巧みな話術と知性で法廷は黄色い声援が飛び交いました。彼は人気者になっていきます。

裁判の判事はそんな彼に次第に苛立ち、声を荒げる場面もありました。

 

しかし決定的な証拠を突きつけられたバンディは死刑判決を受けます。

バンディはなんとか死刑を引き延ばそうと画策します。

 

それがその時期起きていた別の連続殺人のプロファイリングを買って出るというものでした。

その事件は「グリーンリバー連続殺人事件」でした。

1982年当時売春婦ばかりが次々と殺されたこの事件は犯人が全くわからず迷宮入りしていました。

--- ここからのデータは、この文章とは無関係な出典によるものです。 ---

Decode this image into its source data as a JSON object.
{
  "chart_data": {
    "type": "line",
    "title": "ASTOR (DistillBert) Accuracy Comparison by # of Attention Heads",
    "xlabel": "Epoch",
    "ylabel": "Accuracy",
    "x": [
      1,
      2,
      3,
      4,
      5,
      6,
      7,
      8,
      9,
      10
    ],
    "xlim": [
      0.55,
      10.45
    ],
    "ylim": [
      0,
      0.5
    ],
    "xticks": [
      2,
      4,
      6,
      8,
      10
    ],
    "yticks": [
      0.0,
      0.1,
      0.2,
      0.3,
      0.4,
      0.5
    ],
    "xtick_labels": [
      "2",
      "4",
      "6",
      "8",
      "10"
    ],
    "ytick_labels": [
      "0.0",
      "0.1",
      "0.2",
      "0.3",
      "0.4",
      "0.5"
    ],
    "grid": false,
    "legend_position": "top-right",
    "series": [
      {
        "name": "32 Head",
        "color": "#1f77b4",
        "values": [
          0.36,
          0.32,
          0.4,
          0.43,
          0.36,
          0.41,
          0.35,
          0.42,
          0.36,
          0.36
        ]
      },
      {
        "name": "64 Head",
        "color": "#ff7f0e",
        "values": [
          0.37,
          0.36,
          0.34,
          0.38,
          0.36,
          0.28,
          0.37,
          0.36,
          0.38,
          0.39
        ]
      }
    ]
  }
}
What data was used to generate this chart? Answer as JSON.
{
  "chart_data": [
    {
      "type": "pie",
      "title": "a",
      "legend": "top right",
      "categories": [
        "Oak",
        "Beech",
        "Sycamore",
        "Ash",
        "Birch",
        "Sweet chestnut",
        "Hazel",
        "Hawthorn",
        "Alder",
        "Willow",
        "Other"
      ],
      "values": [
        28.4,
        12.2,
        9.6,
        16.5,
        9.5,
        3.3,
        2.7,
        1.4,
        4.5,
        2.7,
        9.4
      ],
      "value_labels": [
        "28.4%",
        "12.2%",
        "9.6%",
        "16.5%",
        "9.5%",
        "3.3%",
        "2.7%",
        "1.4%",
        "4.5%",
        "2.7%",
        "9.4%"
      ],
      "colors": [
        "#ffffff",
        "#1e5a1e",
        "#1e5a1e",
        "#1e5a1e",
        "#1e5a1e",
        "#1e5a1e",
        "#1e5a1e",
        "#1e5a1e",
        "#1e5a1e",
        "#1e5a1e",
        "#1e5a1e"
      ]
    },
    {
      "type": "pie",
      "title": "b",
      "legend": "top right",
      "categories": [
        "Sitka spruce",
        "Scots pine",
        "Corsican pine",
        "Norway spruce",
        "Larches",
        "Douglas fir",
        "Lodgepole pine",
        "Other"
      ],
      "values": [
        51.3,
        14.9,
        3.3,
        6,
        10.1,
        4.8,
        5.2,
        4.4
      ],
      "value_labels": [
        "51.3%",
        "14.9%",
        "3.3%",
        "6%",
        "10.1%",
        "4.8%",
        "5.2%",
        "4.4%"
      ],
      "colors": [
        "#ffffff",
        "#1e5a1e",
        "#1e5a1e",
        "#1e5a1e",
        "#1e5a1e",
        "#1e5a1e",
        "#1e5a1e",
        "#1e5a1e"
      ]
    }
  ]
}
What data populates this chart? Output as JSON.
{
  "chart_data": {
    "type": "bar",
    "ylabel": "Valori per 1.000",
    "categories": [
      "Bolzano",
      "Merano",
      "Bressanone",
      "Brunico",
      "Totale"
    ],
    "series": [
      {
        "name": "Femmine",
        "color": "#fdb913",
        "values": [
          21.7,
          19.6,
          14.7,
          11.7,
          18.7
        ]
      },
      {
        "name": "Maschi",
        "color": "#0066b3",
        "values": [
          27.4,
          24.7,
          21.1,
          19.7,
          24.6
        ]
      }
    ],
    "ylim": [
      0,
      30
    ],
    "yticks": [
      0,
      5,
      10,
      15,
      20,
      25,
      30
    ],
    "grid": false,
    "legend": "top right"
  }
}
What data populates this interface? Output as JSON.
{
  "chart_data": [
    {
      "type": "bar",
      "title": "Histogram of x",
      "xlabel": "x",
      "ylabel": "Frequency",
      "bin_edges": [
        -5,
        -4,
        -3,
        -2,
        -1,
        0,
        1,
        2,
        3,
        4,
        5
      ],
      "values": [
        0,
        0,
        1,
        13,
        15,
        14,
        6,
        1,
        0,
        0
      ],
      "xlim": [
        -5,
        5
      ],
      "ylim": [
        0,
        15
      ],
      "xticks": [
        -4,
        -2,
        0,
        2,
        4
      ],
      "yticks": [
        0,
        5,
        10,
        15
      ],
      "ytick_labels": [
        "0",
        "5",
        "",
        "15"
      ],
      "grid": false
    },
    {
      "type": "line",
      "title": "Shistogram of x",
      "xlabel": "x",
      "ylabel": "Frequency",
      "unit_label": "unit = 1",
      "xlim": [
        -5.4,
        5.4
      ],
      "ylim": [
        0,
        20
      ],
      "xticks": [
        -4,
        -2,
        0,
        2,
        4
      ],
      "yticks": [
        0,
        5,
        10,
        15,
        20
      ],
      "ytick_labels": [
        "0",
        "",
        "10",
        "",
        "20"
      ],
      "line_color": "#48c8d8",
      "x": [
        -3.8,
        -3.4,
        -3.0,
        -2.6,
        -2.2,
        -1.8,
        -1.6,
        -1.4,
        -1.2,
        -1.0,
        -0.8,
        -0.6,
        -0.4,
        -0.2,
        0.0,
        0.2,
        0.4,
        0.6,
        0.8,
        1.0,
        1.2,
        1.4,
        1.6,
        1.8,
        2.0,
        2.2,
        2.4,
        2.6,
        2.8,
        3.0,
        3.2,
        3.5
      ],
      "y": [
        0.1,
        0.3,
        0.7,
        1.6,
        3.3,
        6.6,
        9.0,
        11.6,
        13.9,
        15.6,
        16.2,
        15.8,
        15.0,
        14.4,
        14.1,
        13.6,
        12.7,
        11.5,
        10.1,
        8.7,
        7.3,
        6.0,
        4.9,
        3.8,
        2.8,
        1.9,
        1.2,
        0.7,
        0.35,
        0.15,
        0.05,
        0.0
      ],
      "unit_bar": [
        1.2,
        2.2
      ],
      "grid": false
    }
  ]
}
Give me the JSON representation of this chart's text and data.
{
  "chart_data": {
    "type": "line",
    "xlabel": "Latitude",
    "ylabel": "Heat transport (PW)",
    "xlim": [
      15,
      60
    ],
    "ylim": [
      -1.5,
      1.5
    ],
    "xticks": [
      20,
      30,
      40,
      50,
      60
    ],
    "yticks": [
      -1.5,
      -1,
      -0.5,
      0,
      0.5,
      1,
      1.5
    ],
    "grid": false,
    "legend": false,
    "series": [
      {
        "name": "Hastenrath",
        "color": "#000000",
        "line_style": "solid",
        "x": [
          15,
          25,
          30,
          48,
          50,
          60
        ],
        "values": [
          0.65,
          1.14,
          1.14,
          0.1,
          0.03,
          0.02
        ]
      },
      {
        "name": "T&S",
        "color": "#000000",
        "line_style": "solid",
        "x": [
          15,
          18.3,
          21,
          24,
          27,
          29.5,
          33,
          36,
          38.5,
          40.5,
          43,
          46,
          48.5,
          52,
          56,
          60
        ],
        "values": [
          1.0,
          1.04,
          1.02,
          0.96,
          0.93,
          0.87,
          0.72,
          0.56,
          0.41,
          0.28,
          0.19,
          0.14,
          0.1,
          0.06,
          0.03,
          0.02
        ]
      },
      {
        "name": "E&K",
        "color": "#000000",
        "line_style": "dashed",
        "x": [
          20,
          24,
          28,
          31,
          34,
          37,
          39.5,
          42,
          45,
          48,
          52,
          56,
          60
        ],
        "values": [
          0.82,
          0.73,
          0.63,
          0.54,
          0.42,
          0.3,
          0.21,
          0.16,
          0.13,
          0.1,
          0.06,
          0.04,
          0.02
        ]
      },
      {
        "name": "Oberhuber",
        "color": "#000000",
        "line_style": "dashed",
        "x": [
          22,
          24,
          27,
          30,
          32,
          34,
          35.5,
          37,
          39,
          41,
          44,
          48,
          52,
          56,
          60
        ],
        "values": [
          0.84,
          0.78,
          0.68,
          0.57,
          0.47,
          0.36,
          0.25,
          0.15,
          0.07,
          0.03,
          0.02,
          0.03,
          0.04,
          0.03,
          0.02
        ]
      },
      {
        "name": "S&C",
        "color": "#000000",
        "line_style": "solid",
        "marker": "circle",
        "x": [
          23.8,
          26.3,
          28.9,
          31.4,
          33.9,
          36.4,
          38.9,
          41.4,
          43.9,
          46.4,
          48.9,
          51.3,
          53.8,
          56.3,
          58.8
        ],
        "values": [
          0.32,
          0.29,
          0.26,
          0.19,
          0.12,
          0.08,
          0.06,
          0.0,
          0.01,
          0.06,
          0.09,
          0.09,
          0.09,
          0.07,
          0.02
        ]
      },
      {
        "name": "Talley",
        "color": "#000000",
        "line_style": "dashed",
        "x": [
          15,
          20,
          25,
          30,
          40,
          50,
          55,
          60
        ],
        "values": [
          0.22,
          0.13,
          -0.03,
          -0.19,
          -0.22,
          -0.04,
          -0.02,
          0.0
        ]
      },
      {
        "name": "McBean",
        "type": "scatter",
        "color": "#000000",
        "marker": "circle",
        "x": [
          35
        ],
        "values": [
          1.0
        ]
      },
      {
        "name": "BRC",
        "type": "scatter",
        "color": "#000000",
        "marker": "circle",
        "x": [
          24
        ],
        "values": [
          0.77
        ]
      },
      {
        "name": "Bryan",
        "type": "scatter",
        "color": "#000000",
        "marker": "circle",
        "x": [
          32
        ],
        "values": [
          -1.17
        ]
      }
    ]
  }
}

バンディは犯人を「白人で若くて家庭があり犯罪歴のある人物」とプロファイリングしました。

長らく未解決だったこの「グリーンリバーキラー」はその後バンディの読みどおりの人物が逮捕されています。

 

そしてついにバンディに死刑執行の日がやってきました。

1989年1月24日電気椅子による死刑執行。全米を震撼させた殺人鬼はその姿を消しました。

最後に薄ら笑いを浮かべて死んだバンディ。新聞に死体が大きく掲載されました。

その見出しは「殺人鬼は微笑んで死んだ」でした・・・

 

↑アメリカのバンディに関するドキュメンタリーです。バンディ最後のインタビューもあります(全編英語で字幕はありません)

 

以前紹介した記事ジョン・ゲイシー「殺人ピエロ」と呼ばれた男もそうでしたが、

幼いころ親から愛されていないとこのような殺人鬼が生まれてしまうのでしょうか。

また、上流階級への鬱屈した感情がバンディには終始あったように思われます。